Improving IPC by kernel design

Inter-process communication (ipc) has to be fast and effective, otherwise programmers will not use remote procedure calls (RPC), multithreading and multitasking adequately. Thus ipc performance is vital for modern operating systems, especially μ-kernel based ones. Surprisingly, most μ-kernels exhibit poor ipc performance, typically requiring 100 μs for a short message transfer on a modern processor, running with 50 MHz clock rate.In contrast, we achieve 5 μs; a twentyfold improvement.This paper describes the methods and principles used, starting from the architectural design and going down to the coding level. There is no single trick to obtaining this high performance; rather, a synergetic approach in design and implementation on all levels is needed. The methods and their synergy are illustrated by applying them to a concrete example, the L3 μ-kernel (an industrial-quality operating system in daily use at several hundred sites).
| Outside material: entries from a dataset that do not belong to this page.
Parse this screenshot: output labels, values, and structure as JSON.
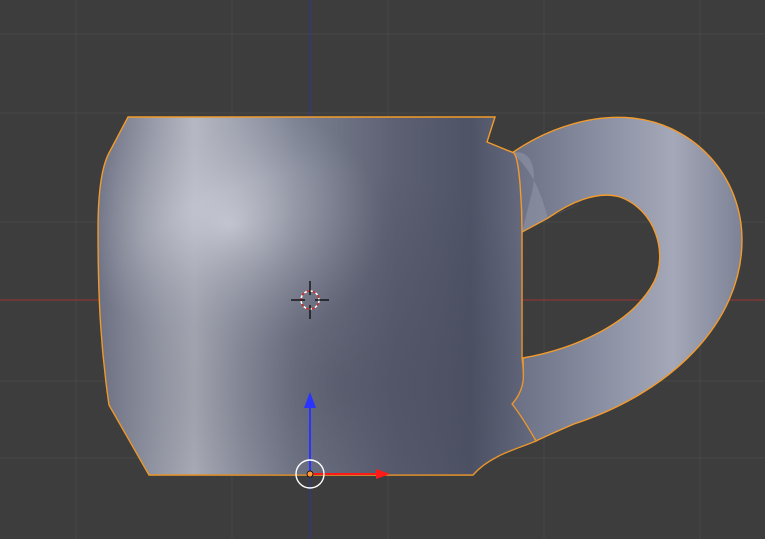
{
  "viewport": {
    "view": "front-orthographic",
    "background_color": "#3d3d3d",
    "grid_color": "#474747",
    "x_axis_color": "#9b3232",
    "z_axis_color": "#2c35a0"
  },
  "object": {
    "type": "mesh",
    "shape": "mug",
    "selected": true,
    "outline_color": "#f39b2b",
    "surface_colors": [
      "#c9ccd6",
      "#9a9fb1",
      "#5c6072"
    ]
  },
  "cursor_3d": {
    "icon": "crosshair-icon",
    "ring_colors": [
      "#ffffff",
      "#d12b2b"
    ]
  },
  "transform_gizmo": {
    "z_arrow_color": "#2a33ff",
    "x_arrow_color": "#ff1a1a",
    "pivot_color": "#ff9a3a",
    "ring_color": "#ffffff"
  }
}
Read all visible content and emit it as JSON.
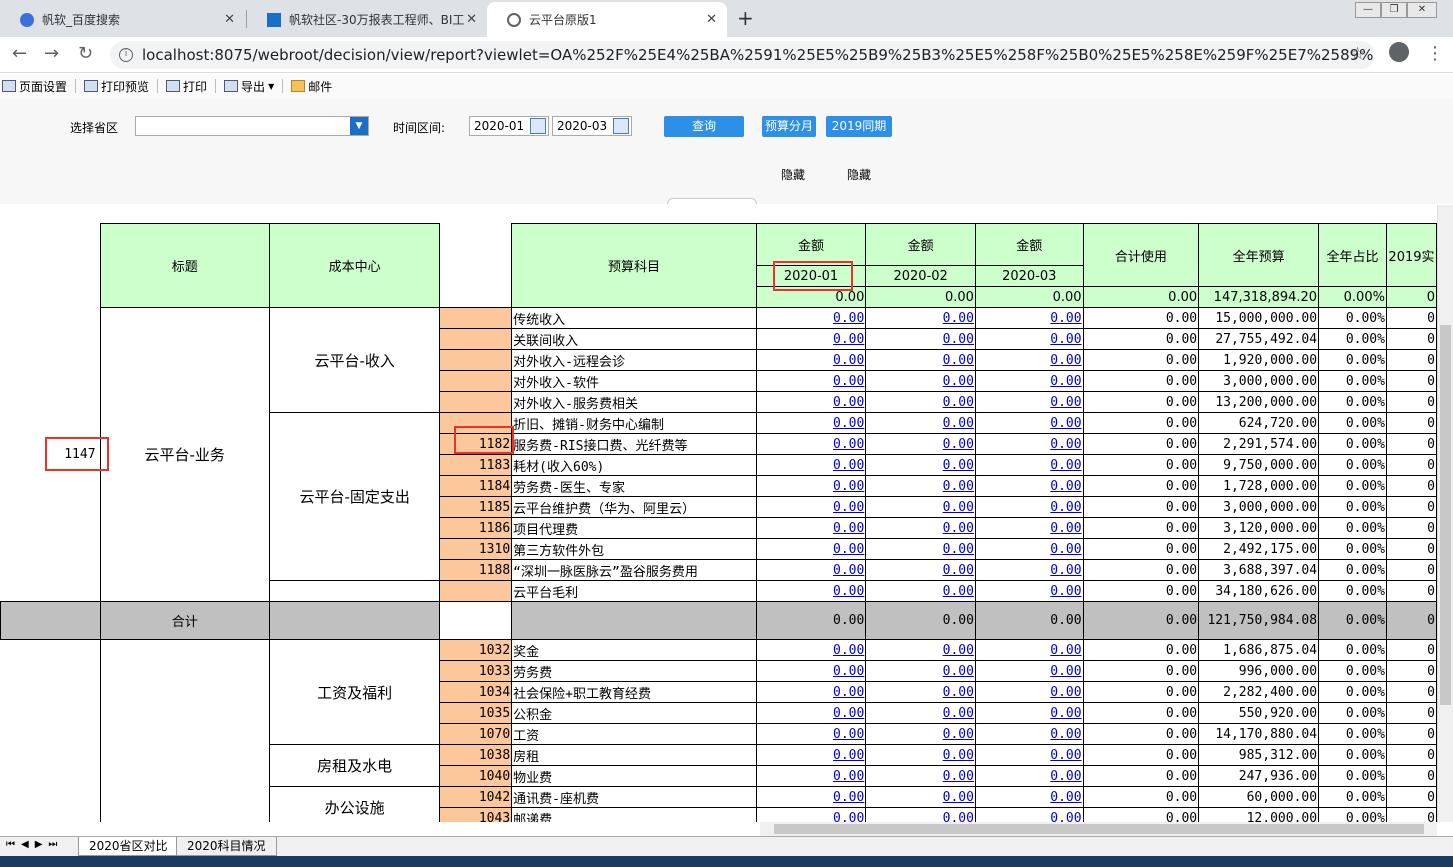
{
  "browser": {
    "tabs": [
      {
        "title": "帆软_百度搜索"
      },
      {
        "title": "帆软社区-30万报表工程师、BI工"
      },
      {
        "title": "云平台原版1"
      }
    ],
    "new_tab": "+",
    "url": "localhost:8075/webroot/decision/view/report?viewlet=OA%252F%25E4%25BA%2591%25E5%25B9%25B3%25E5%258F%25B0%25E5%258E%259F%25E7%2589%2588%2581.cpt&op..."
  },
  "toolbar": {
    "items": [
      "页面设置",
      "打印预览",
      "打印",
      "导出",
      "邮件"
    ]
  },
  "params": {
    "province_label": "选择省区",
    "province_value": "",
    "time_label": "时间区间:",
    "start": "2020-01",
    "end": "2020-03",
    "query": "查询",
    "budget_split": "预算分月",
    "same_period": "2019同期",
    "hide1": "隐藏",
    "hide2": "隐藏"
  },
  "report": {
    "headers": {
      "title": "标题",
      "cost_center": "成本中心",
      "subject": "预算科目",
      "amount": "金额",
      "months": [
        "2020-01",
        "2020-02",
        "2020-03"
      ],
      "total_use": "合计使用",
      "annual_budget": "全年预算",
      "annual_ratio": "全年占比",
      "prev": "2019实"
    },
    "summary_row": {
      "m1": "0.00",
      "m2": "0.00",
      "m3": "0.00",
      "total": "0.00",
      "budget": "147,318,894.20",
      "ratio": "0.00%",
      "prev": "0"
    },
    "row_label_id": "1147",
    "title_group": "云平台-业务",
    "groups": [
      "云平台-收入",
      "云平台-固定支出"
    ],
    "rows": [
      {
        "code": "",
        "subject": "传统收入",
        "m1": "0.00",
        "m2": "0.00",
        "m3": "0.00",
        "total": "0.00",
        "budget": "15,000,000.00",
        "ratio": "0.00%",
        "prev": "0"
      },
      {
        "code": "",
        "subject": "关联间收入",
        "m1": "0.00",
        "m2": "0.00",
        "m3": "0.00",
        "total": "0.00",
        "budget": "27,755,492.04",
        "ratio": "0.00%",
        "prev": "0"
      },
      {
        "code": "",
        "subject": "对外收入-远程会诊",
        "m1": "0.00",
        "m2": "0.00",
        "m3": "0.00",
        "total": "0.00",
        "budget": "1,920,000.00",
        "ratio": "0.00%",
        "prev": "0"
      },
      {
        "code": "",
        "subject": "对外收入-软件",
        "m1": "0.00",
        "m2": "0.00",
        "m3": "0.00",
        "total": "0.00",
        "budget": "3,000,000.00",
        "ratio": "0.00%",
        "prev": "0"
      },
      {
        "code": "",
        "subject": "对外收入-服务费相关",
        "m1": "0.00",
        "m2": "0.00",
        "m3": "0.00",
        "total": "0.00",
        "budget": "13,200,000.00",
        "ratio": "0.00%",
        "prev": "0"
      },
      {
        "code": "",
        "subject": "折旧、摊销-财务中心编制",
        "m1": "0.00",
        "m2": "0.00",
        "m3": "0.00",
        "total": "0.00",
        "budget": "624,720.00",
        "ratio": "0.00%",
        "prev": "0"
      },
      {
        "code": "1182",
        "subject": "服务费-RIS接口费、光纤费等",
        "m1": "0.00",
        "m2": "0.00",
        "m3": "0.00",
        "total": "0.00",
        "budget": "2,291,574.00",
        "ratio": "0.00%",
        "prev": "0"
      },
      {
        "code": "1183",
        "subject": "耗材(收入60%)",
        "m1": "0.00",
        "m2": "0.00",
        "m3": "0.00",
        "total": "0.00",
        "budget": "9,750,000.00",
        "ratio": "0.00%",
        "prev": "0"
      },
      {
        "code": "1184",
        "subject": "劳务费-医生、专家",
        "m1": "0.00",
        "m2": "0.00",
        "m3": "0.00",
        "total": "0.00",
        "budget": "1,728,000.00",
        "ratio": "0.00%",
        "prev": "0"
      },
      {
        "code": "1185",
        "subject": "云平台维护费（华为、阿里云）",
        "m1": "0.00",
        "m2": "0.00",
        "m3": "0.00",
        "total": "0.00",
        "budget": "3,000,000.00",
        "ratio": "0.00%",
        "prev": "0"
      },
      {
        "code": "1186",
        "subject": "项目代理费",
        "m1": "0.00",
        "m2": "0.00",
        "m3": "0.00",
        "total": "0.00",
        "budget": "3,120,000.00",
        "ratio": "0.00%",
        "prev": "0"
      },
      {
        "code": "1310",
        "subject": "第三方软件外包",
        "m1": "0.00",
        "m2": "0.00",
        "m3": "0.00",
        "total": "0.00",
        "budget": "2,492,175.00",
        "ratio": "0.00%",
        "prev": "0"
      },
      {
        "code": "1188",
        "subject": "“深圳一脉医脉云”盈谷服务费用",
        "m1": "0.00",
        "m2": "0.00",
        "m3": "0.00",
        "total": "0.00",
        "budget": "3,688,397.04",
        "ratio": "0.00%",
        "prev": "0"
      },
      {
        "code": "",
        "subject": "云平台毛利",
        "m1": "0.00",
        "m2": "0.00",
        "m3": "0.00",
        "total": "0.00",
        "budget": "34,180,626.00",
        "ratio": "0.00%",
        "prev": "0"
      }
    ],
    "total_row": {
      "label": "合计",
      "m1": "0.00",
      "m2": "0.00",
      "m3": "0.00",
      "total": "0.00",
      "budget": "121,750,984.08",
      "ratio": "0.00%",
      "prev": "0"
    },
    "groups2": [
      "工资及福利",
      "房租及水电",
      "办公设施"
    ],
    "rows2": [
      {
        "code": "1032",
        "subject": "奖金",
        "m1": "0.00",
        "m2": "0.00",
        "m3": "0.00",
        "total": "0.00",
        "budget": "1,686,875.04",
        "ratio": "0.00%",
        "prev": "0"
      },
      {
        "code": "1033",
        "subject": "劳务费",
        "m1": "0.00",
        "m2": "0.00",
        "m3": "0.00",
        "total": "0.00",
        "budget": "996,000.00",
        "ratio": "0.00%",
        "prev": "0"
      },
      {
        "code": "1034",
        "subject": "社会保险+职工教育经费",
        "m1": "0.00",
        "m2": "0.00",
        "m3": "0.00",
        "total": "0.00",
        "budget": "2,282,400.00",
        "ratio": "0.00%",
        "prev": "0"
      },
      {
        "code": "1035",
        "subject": "公积金",
        "m1": "0.00",
        "m2": "0.00",
        "m3": "0.00",
        "total": "0.00",
        "budget": "550,920.00",
        "ratio": "0.00%",
        "prev": "0"
      },
      {
        "code": "1070",
        "subject": "工资",
        "m1": "0.00",
        "m2": "0.00",
        "m3": "0.00",
        "total": "0.00",
        "budget": "14,170,880.04",
        "ratio": "0.00%",
        "prev": "0"
      },
      {
        "code": "1038",
        "subject": "房租",
        "m1": "0.00",
        "m2": "0.00",
        "m3": "0.00",
        "total": "0.00",
        "budget": "985,312.00",
        "ratio": "0.00%",
        "prev": "0"
      },
      {
        "code": "1040",
        "subject": "物业费",
        "m1": "0.00",
        "m2": "0.00",
        "m3": "0.00",
        "total": "0.00",
        "budget": "247,936.00",
        "ratio": "0.00%",
        "prev": "0"
      },
      {
        "code": "1042",
        "subject": "通讯费-座机费",
        "m1": "0.00",
        "m2": "0.00",
        "m3": "0.00",
        "total": "0.00",
        "budget": "60,000.00",
        "ratio": "0.00%",
        "prev": "0"
      },
      {
        "code": "1043",
        "subject": "邮递费",
        "m1": "0.00",
        "m2": "0.00",
        "m3": "0.00",
        "total": "0.00",
        "budget": "12,000.00",
        "ratio": "0.00%",
        "prev": "0"
      }
    ]
  },
  "sheets": [
    "2020省区对比",
    "2020科目情况"
  ],
  "sheet_nav": [
    "⏮",
    "◀",
    "▶",
    "⏭"
  ],
  "colors": {
    "header_green": "#ccffcc",
    "code_orange": "#fcc79a",
    "link_blue": "#0000cc",
    "highlight_red": "#e8322a",
    "button_blue": "#2e8fe6"
  }
}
The main ideas are to guide the complete kernel design by the ipc requirements, and to make heavy use of the concept of virtual address space inside the μ-kernel itself.As the L3 experiment shows, significant performance gains are possible: compared with Mach, they range from a factor of 22 (8-byte messages) to 3 (4-Kbyte messages). Although hardware specific details influence both the design and implementation, these techniques are applicable to the whole class of conventional general purpose von Neumann processors supporting virtual addresses. Furthermore, the effort required is reasonably small, for example the dedicated parts of the μ-kernel can be concentrated in a single medium sized module.